Abdourahamane TIANI, Président de la RépubliqueNiger

Au-delà des faits militaires, cette attaque prend une dimension politique majeure. Dès le lendemain, le président nigérien, le général Abdourahamane Tiani, s’est rendu sur les lieux. Il a salué la réaction des forces de défense, tout en lançant un avertissement direct aux “sponsors présumés” de l’attaque. Dans un discours particulièrement offensif, le chef de l’État nigérien a accusé nommément certains dirigeants étrangers d’être impliqués, sans toutefois présenter de preuves publiques. Cette sortie politique intervient dans un contexte sécuritaire extrêmement tendu.

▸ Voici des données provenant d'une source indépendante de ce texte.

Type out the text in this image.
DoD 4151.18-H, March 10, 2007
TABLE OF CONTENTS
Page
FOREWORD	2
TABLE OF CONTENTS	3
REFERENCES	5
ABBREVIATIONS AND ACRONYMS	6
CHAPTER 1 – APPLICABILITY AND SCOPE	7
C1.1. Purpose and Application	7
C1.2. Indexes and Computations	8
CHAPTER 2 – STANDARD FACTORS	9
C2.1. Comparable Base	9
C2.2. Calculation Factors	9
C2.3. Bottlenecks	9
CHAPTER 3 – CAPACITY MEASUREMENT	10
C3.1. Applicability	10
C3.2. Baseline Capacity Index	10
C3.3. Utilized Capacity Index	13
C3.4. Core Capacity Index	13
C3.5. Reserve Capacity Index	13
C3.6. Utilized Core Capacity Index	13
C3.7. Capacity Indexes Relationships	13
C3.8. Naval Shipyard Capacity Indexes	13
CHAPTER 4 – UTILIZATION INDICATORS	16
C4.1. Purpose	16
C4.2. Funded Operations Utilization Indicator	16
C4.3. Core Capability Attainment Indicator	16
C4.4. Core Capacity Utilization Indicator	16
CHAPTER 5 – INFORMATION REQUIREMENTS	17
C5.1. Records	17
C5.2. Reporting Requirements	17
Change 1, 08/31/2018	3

“Nous rappelons aux sponsors de ces mercenaires, nous les avons suffisamment écoutés aboyer, qu’ils s’apprêtent eux aussi à leur tour à nous écouter rugir.”

Abdourahamane TIANI, Président de la RépubliqueNiger

Le Niger, comme plusieurs pays du Sahel, fait face à une pression constante de groupes armés, tandis que la transition militaire en cours a profondément redéfini ses alliances stratégiques. À ce stade, aucune revendication n’a été formulée par un groupe armé. Une absence qui alimente les interrogations sur l’identité réelle des assaillants et leurs motivations.